ESRogs comments on “Unsupervised” translation as an (intent) alignment problem

ESRogs 30 Sep 2020 22:01 UTC
2 points
A (perhaps obvious) idea that this brings to mind—you could use GPT to produce endless training data for translation:
1. Train GPT on both English and Klingon.
2. Select some English text that you have the seed of a Klingon translation for. (Where the seed might be just a few tokens, or it might be many paragraphs.
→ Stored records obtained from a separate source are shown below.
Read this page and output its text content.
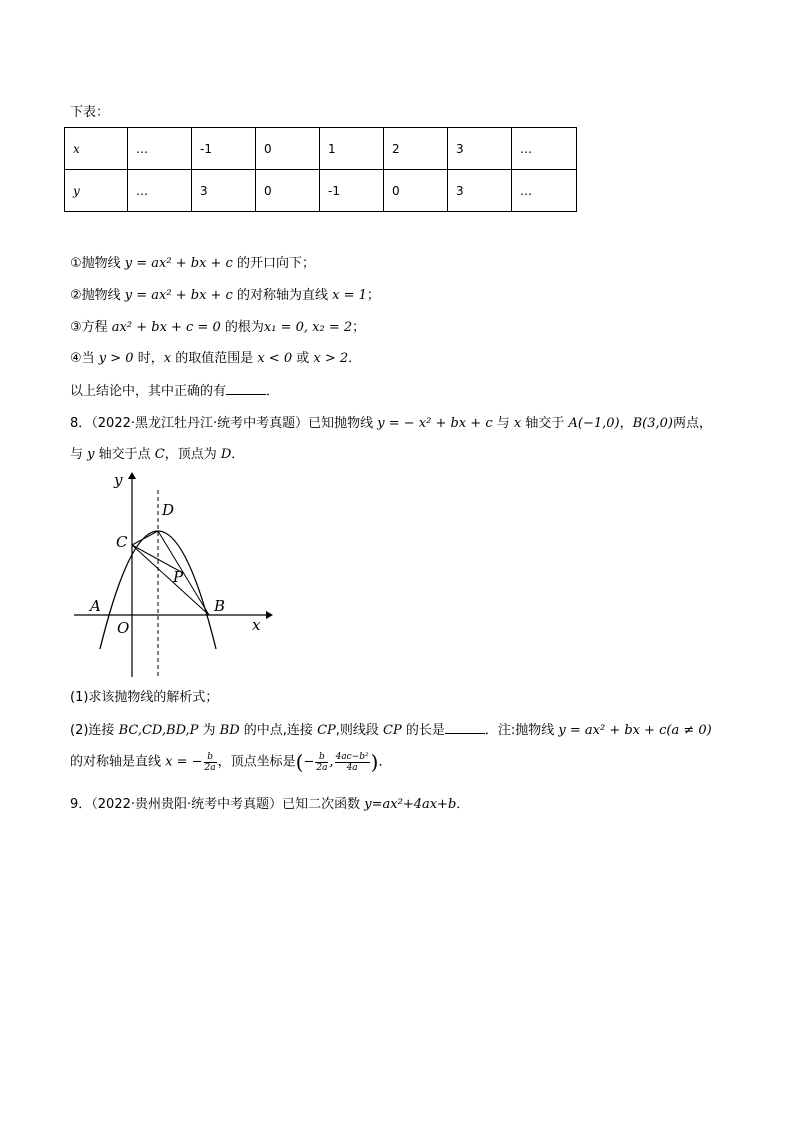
下表：
x	…	-1	0	1	2	3	…
y	…	3	0	-1	0	3	…
①抛物线 y = ax² + bx + c 的开口向下；
②抛物线 y = ax² + bx + c 的对称轴为直线 x = 1；
③方程 ax² + bx + c = 0 的根为x₁ = 0, x₂ = 2；
④当 y > 0 时，x 的取值范围是 x < 0 或 x > 2．
以上结论中，其中正确的有	．
8．（2022·黑龙江牡丹江·统考中考真题）已知抛物线 y = − x² + bx + c 与 x 轴交于 A(−1,0)，B(3,0)两点，
与 y 轴交于点 C，顶点为 D．
y
x
O
A	B
C
D
P
(1)求该抛物线的解析式；
(2)连接 BC,CD,BD,P 为 BD 的中点,连接 CP,则线段 CP 的长是	．注:抛物线 y = ax² + bx + c(a ≠ 0)
的对称轴是直线 x = − $\frac{b}{2a}$ ，顶点坐标是(− $\frac{b}{2a}$ , $\frac{\text{4ac−b²}}{4a}$ )．
9．（2022·贵州贵阳·统考中考真题）已知二次函数 y=ax²+4ax+b．
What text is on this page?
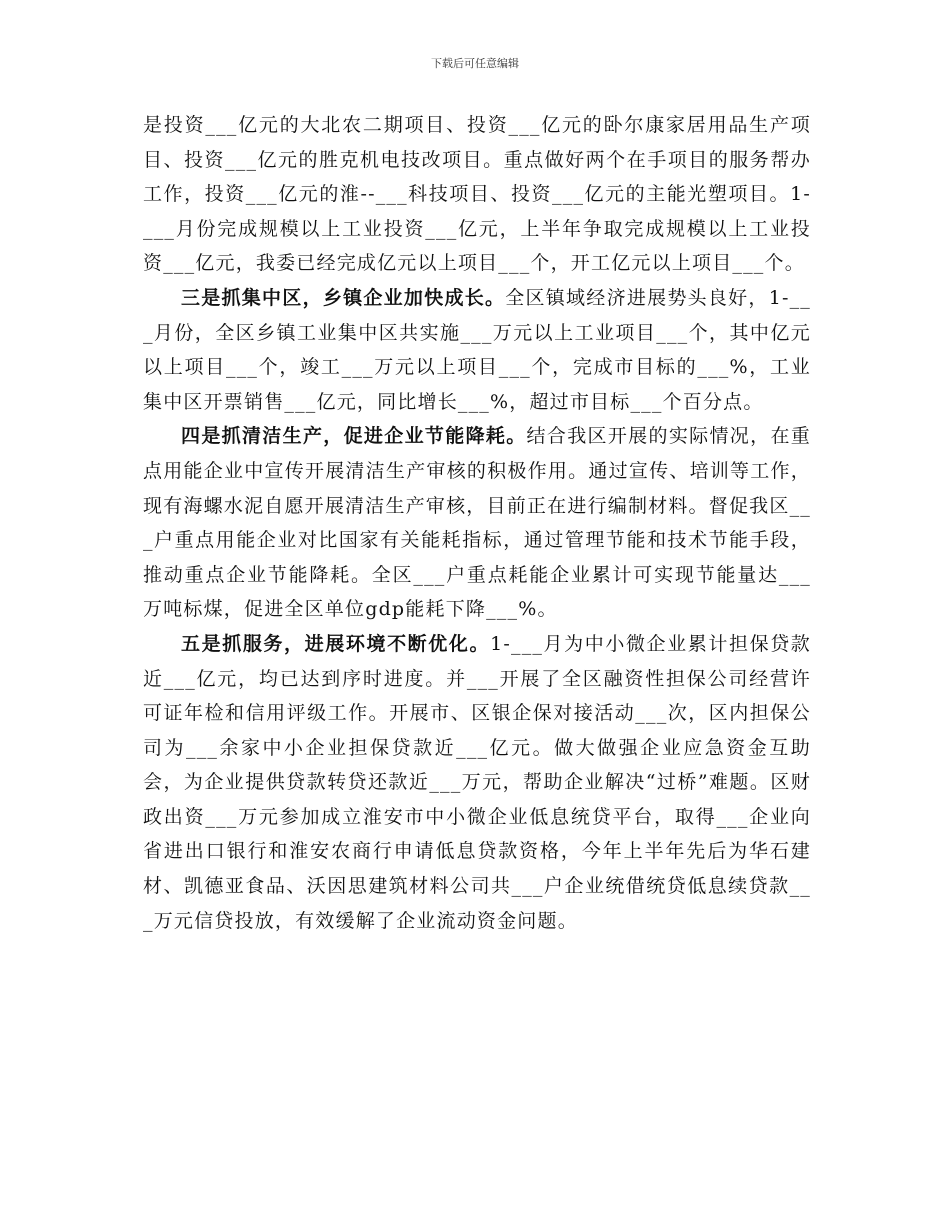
下载后可任意编辑

是投资___亿元的大北农二期项目、投资___亿元的卧尔康家居用品生产项目、投资___亿元的胜克机电技改项目。重点做好两个在手项目的服务帮办工作，投资___亿元的淮--___科技项目、投资___亿元的主能光塑项目。1-___月份完成规模以上工业投资___亿元，上半年争取完成规模以上工业投资___亿元，我委已经完成亿元以上项目___个，开工亿元以上项目___个。

三是抓集中区，乡镇企业加快成长。全区镇域经济进展势头良好，1-___月份，全区乡镇工业集中区共实施___万元以上工业项目___个，其中亿元以上项目___个，竣工___万元以上项目___个，完成市目标的___%，工业集中区开票销售___亿元，同比增长___%，超过市目标___个百分点。

四是抓清洁生产，促进企业节能降耗。结合我区开展的实际情况，在重点用能企业中宣传开展清洁生产审核的积极作用。通过宣传、培训等工作，现有海螺水泥自愿开展清洁生产审核，目前正在进行编制材料。督促我区___户重点用能企业对比国家有关能耗指标，通过管理节能和技术节能手段，推动重点企业节能降耗。全区___户重点耗能企业累计可实现节能量达___万吨标煤，促进全区单位gdp能耗下降___%。

五是抓服务，进展环境不断优化。1-___月为中小微企业累计担保贷款近___亿元，均已达到序时进度。并___开展了全区融资性担保公司经营许可证年检和信用评级工作。开展市、区银企保对接活动___次，区内担保公司为___余家中小企业担保贷款近___亿元。做大做强企业应急资金互助会，为企业提供贷款转贷还款近___万元，帮助企业解决“过桥”难题。区财政出资___万元参加成立淮安市中小微企业低息统贷平台，取得___企业向省进出口银行和淮安农商行申请低息贷款资格，今年上半年先后为华石建材、凯德亚食品、沃因思建筑材料公司共___户企业统借统贷低息续贷款___万元信贷投放，有效缓解了企业流动资金问题。
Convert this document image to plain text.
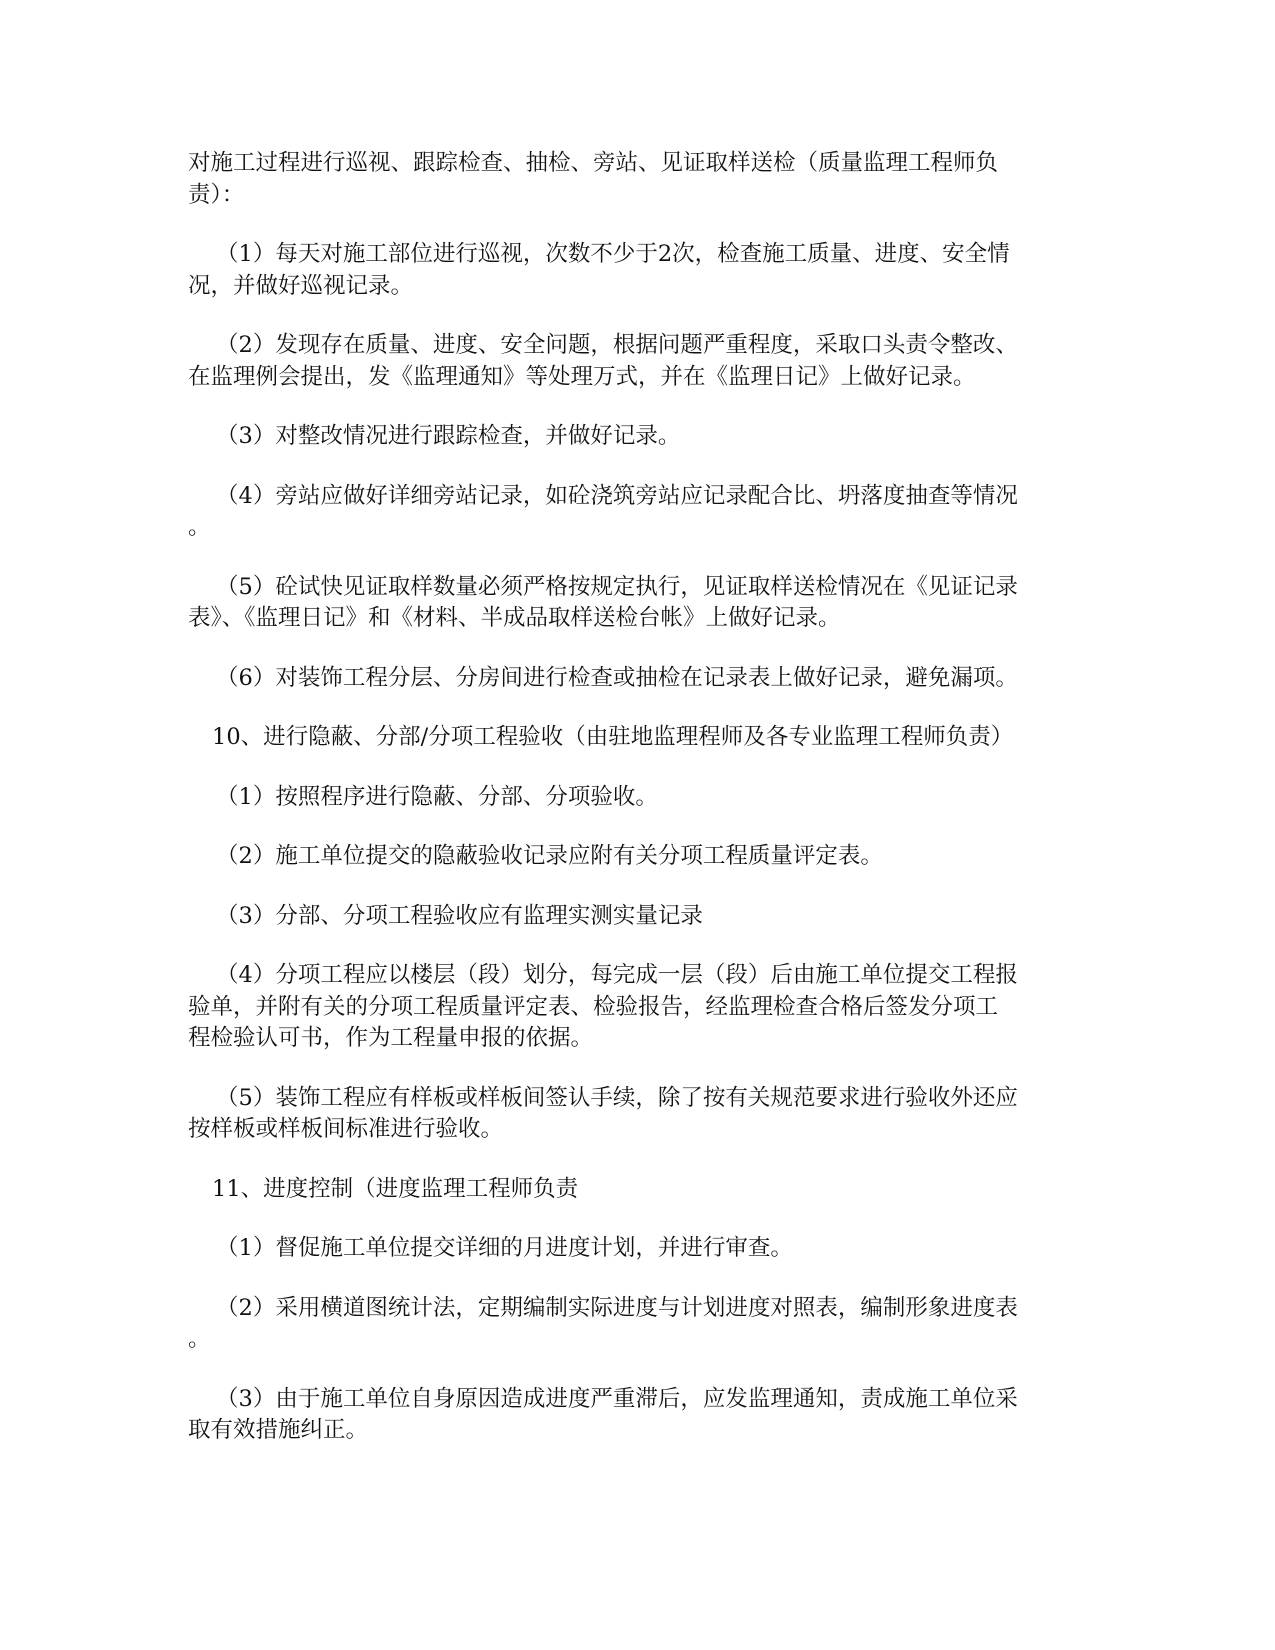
对施工过程进行巡视、跟踪检查、抽检、旁站、见证取样送检（质量监理工程师负
责）：

（1）每天对施工部位进行巡视，次数不少于2次，检查施工质量、进度、安全情
况，并做好巡视记录。

（2）发现存在质量、进度、安全问题，根据问题严重程度，采取口头责令整改、
在监理例会提出，发《监理通知》等处理万式，并在《监理日记》上做好记录。

（3）对整改情况进行跟踪检查，并做好记录。

（4）旁站应做好详细旁站记录，如砼浇筑旁站应记录配合比、坍落度抽查等情况
。

（5）砼试快见证取样数量必须严格按规定执行，见证取样送检情况在《见证记录
表》、《监理日记》和《材料、半成品取样送检台帐》上做好记录。

（6）对装饰工程分层、分房间进行检查或抽检在记录表上做好记录，避免漏项。

10、进行隐蔽、分部/分项工程验收（由驻地监理程师及各专业监理工程师负责）

（1）按照程序进行隐蔽、分部、分项验收。

（2）施工单位提交的隐蔽验收记录应附有关分项工程质量评定表。

（3）分部、分项工程验收应有监理实测实量记录

（4）分项工程应以楼层（段）划分，每完成一层（段）后由施工单位提交工程报
验单，并附有关的分项工程质量评定表、检验报告，经监理检查合格后签发分项工
程检验认可书，作为工程量申报的依据。

（5）装饰工程应有样板或样板间签认手续，除了按有关规范要求进行验收外还应
按样板或样板间标准进行验收。

11、进度控制（进度监理工程师负责

（1）督促施工单位提交详细的月进度计划，并进行审查。

（2）采用横道图统计法，定期编制实际进度与计划进度对照表，编制形象进度表
。

（3）由于施工单位自身原因造成进度严重滞后，应发监理通知，责成施工单位采
取有效措施纠正。
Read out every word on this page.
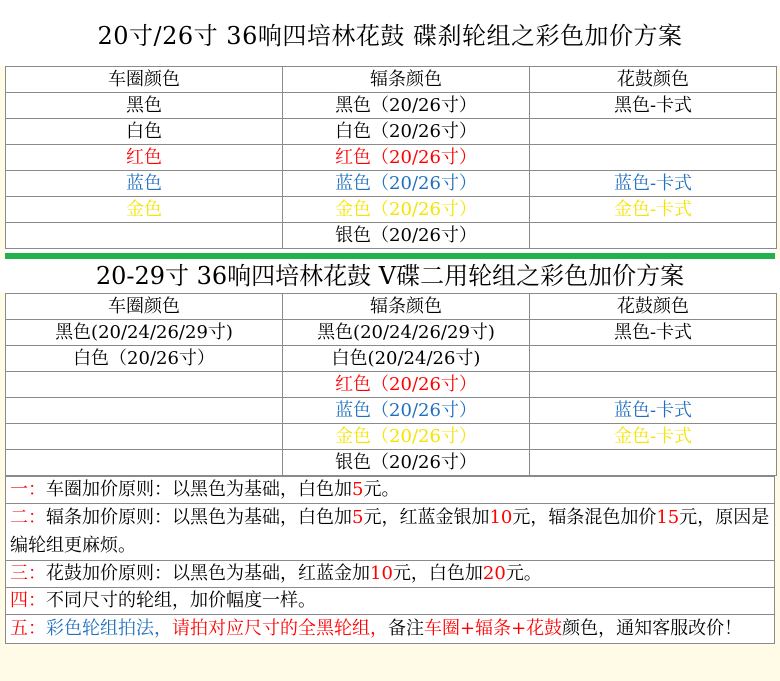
20寸/26寸 36响四培林花鼓 碟刹轮组之彩色加价方案
车圈颜色	辐条颜色	花鼓颜色
黑色	黑色（20/26寸）	黑色-卡式
白色	白色（20/26寸）	
红色	红色（20/26寸）	
蓝色	蓝色（20/26寸）	蓝色-卡式
金色	金色（20/26寸）	金色-卡式
	银色（20/26寸）	
20-29寸 36响四培林花鼓 V碟二用轮组之彩色加价方案
车圈颜色	辐条颜色	花鼓颜色
黑色(20/24/26/29寸)	黑色(20/24/26/29寸)	黑色-卡式
白色（20/26寸）	白色(20/24/26寸)	
	红色（20/26寸）	
	蓝色（20/26寸）	蓝色-卡式
	金色（20/26寸）	金色-卡式
	银色（20/26寸）	
一：车圈加价原则：以黑色为基础，白色加5元。
二：辐条加价原则：以黑色为基础，白色加5元，红蓝金银加10元，辐条混色加价15元，原因是编轮组更麻烦。
三：花鼓加价原则：以黑色为基础，红蓝金加10元，白色加20元。
四：不同尺寸的轮组，加价幅度一样。
五：彩色轮组拍法，请拍对应尺寸的全黑轮组，备注车圈+辐条+花鼓颜色，通知客服改价！
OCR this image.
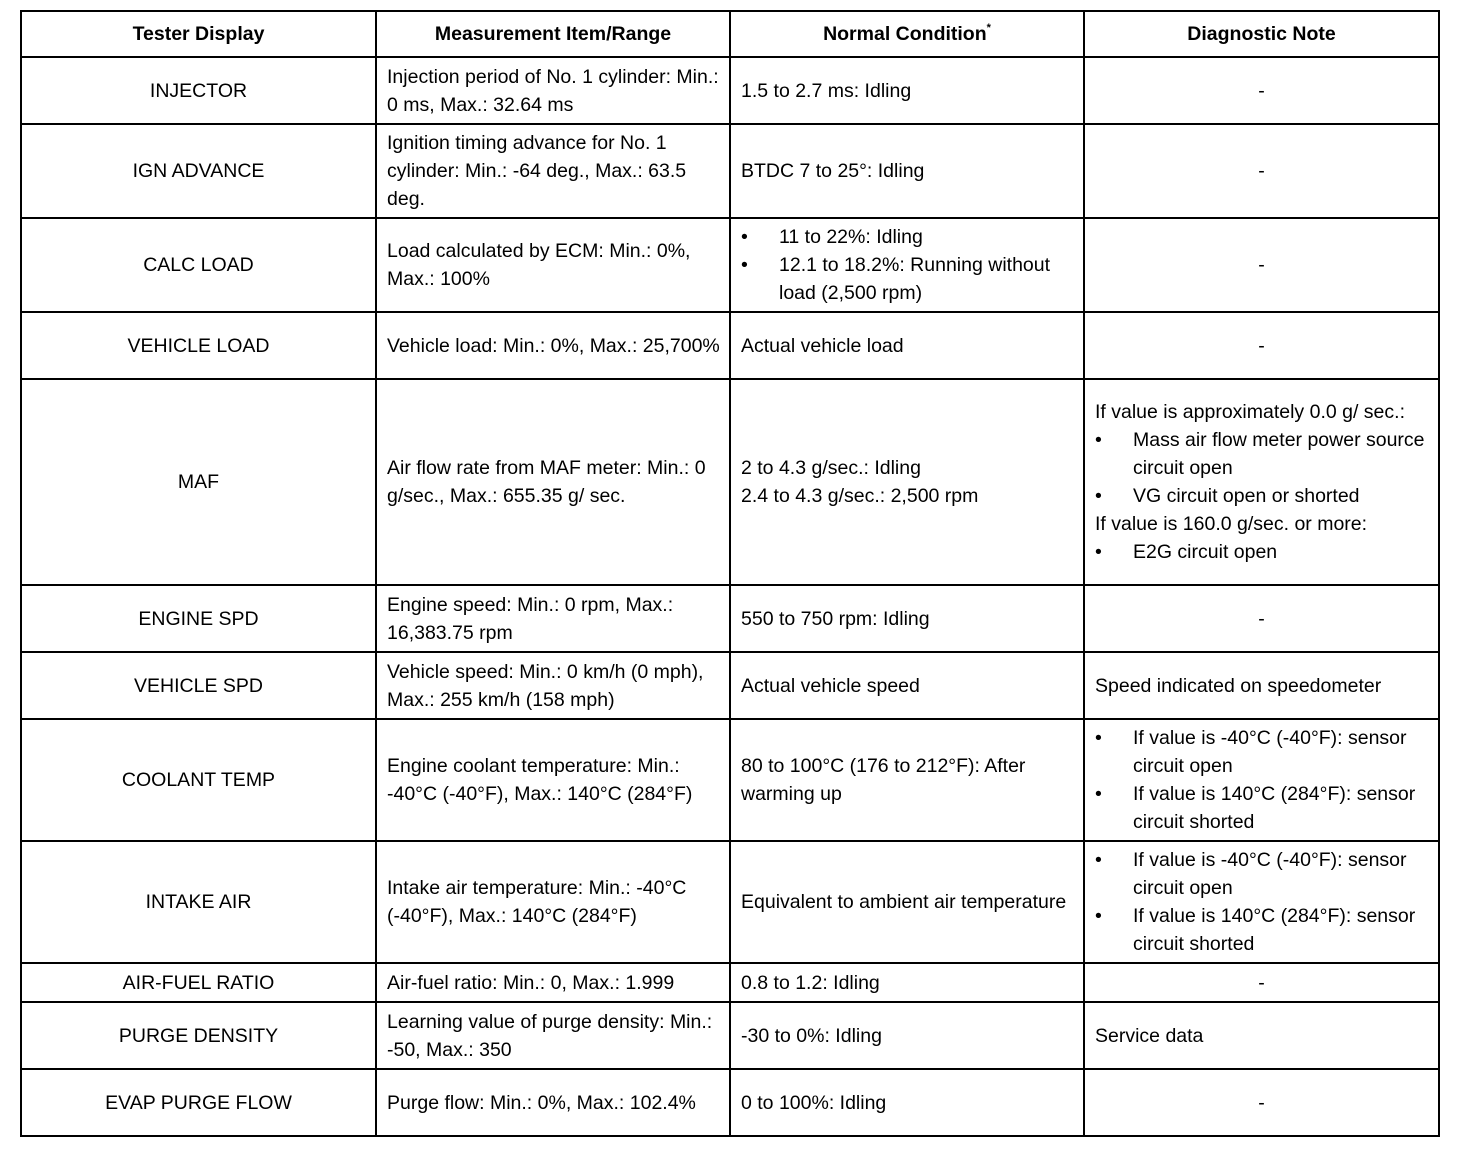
Tester Display	Measurement Item/Range	Normal Condition*	Diagnostic Note
INJECTOR	Injection period of No. 1 cylinder: Min.: 0 ms, Max.: 32.64 ms	1.5 to 2.7 ms: Idling	-
IGN ADVANCE	Ignition timing advance for No. 1 cylinder: Min.: -64 deg., Max.: 63.5 deg.	BTDC 7 to 25°: Idling	-
CALC LOAD	Load calculated by ECM: Min.: 0%, Max.: 100%	• 11 to 22%: Idling
• 12.1 to 18.2%: Running without load (2,500 rpm)	-
VEHICLE LOAD	Vehicle load: Min.: 0%, Max.: 25,700%	Actual vehicle load	-
MAF	Air flow rate from MAF meter: Min.: 0 g/sec., Max.: 655.35 g/ sec.	2 to 4.3 g/sec.: Idling
2.4 to 4.3 g/sec.: 2,500 rpm	If value is approximately 0.0 g/ sec.:
• Mass air flow meter power source circuit open
• VG circuit open or shorted
If value is 160.0 g/sec. or more:
• E2G circuit open

ENGINE SPD	Engine speed: Min.: 0 rpm, Max.: 16,383.75 rpm	550 to 750 rpm: Idling	-
VEHICLE SPD	Vehicle speed: Min.: 0 km/h (0 mph), Max.: 255 km/h (158 mph)	Actual vehicle speed	Speed indicated on speedometer
COOLANT TEMP	Engine coolant temperature: Min.: -40°C (-40°F), Max.: 140°C (284°F)	80 to 100°C (176 to 212°F): After warming up	• If value is -40°C (-40°F): sensor circuit open
• If value is 140°C (284°F): sensor circuit shorted

INTAKE AIR	Intake air temperature: Min.: -40°C (-40°F), Max.: 140°C (284°F)	Equivalent to ambient air temperature	• If value is -40°C (-40°F): sensor circuit open
• If value is 140°C (284°F): sensor circuit shorted

AIR-FUEL RATIO	Air-fuel ratio: Min.: 0, Max.: 1.999	0.8 to 1.2: Idling	-
PURGE DENSITY	Learning value of purge density: Min.: -50, Max.: 350	-30 to 0%: Idling	Service data
EVAP PURGE FLOW	Purge flow: Min.: 0%, Max.: 102.4%	0 to 100%: Idling	-
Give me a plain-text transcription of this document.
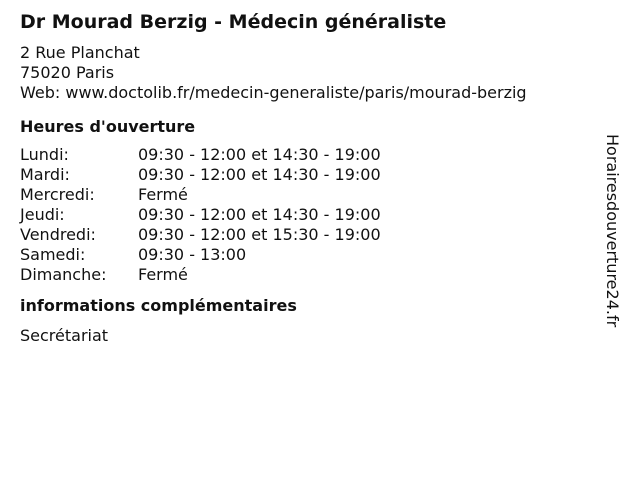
Dr Mourad Berzig - Médecin généraliste
2 Rue Planchat
75020 Paris
Web: www.doctolib.fr/medecin-generaliste/paris/mourad-berzig
Heures d'ouverture
Lundi:	09:30 - 12:00 et 14:30 - 19:00
Mardi:	09:30 - 12:00 et 14:30 - 19:00
Mercredi:	Fermé
Jeudi:	09:30 - 12:00 et 14:30 - 19:00
Vendredi:	09:30 - 12:00 et 15:30 - 19:00
Samedi:	09:30 - 13:00
Dimanche:	Fermé
informations complémentaires
Secrétariat
Horairesdouverture24.fr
In any case it’s meant to be a prefix of a complete translation.)
3. Use your translator model (which is maybe another head on the same GPT-ish network) to translate from English to Klingon, given only the part of the English text beyond what was translated for the seed.
4. Feed the seed translation to GPT and ask it how surprised it is if that text is followed by the output of your translator.
5. Use that surprisal as a loss function for the translator.
In other words, split some English text into a prefix and suffix. We assume by induction that we already have a translation for the prefix. Train a translator model to translate the suffix into something that GPT (trained on Klingon) finds unsurprising. (You could also try training the translator to exactly match whatever continuation GPT finds most likely, but my guess is that comparing the token by token difference between the outputs of the translator and GPT is a less good training signal than GPT’s surprisal at the translator’s output.)
Assuming GPT-trained-on-English and GPT-trained-on-Klingon are both good, it seems to me (in my uninformed layman’s opinion) that you could likely bootstrap to good translations using this procedure, even w/ no parallel text, and w/ a translator that starts out by outputting gibberish.
Perhaps this is in some sense equivalent (or at least analogous) to the techniques used in the linked Lample et al paper, but I thought it was interesting to think about in this way, with two parallel GPTs and a translator learning to translate between them.
EDIT: This is not meant to answer Paul’s question of how you could train a system to explain itself. Just a thought that the post brought to mind.
EDIT2: I suppose you could also train the translator on its surprisal at GPT’s output. (Or maybe I shouldn’t think of it as output and surprisal—since the output is sampled from a probability distribution, maybe you just compare the two distributions? I suppose this comes down to the details of the two networks and the exact format of their outputs.)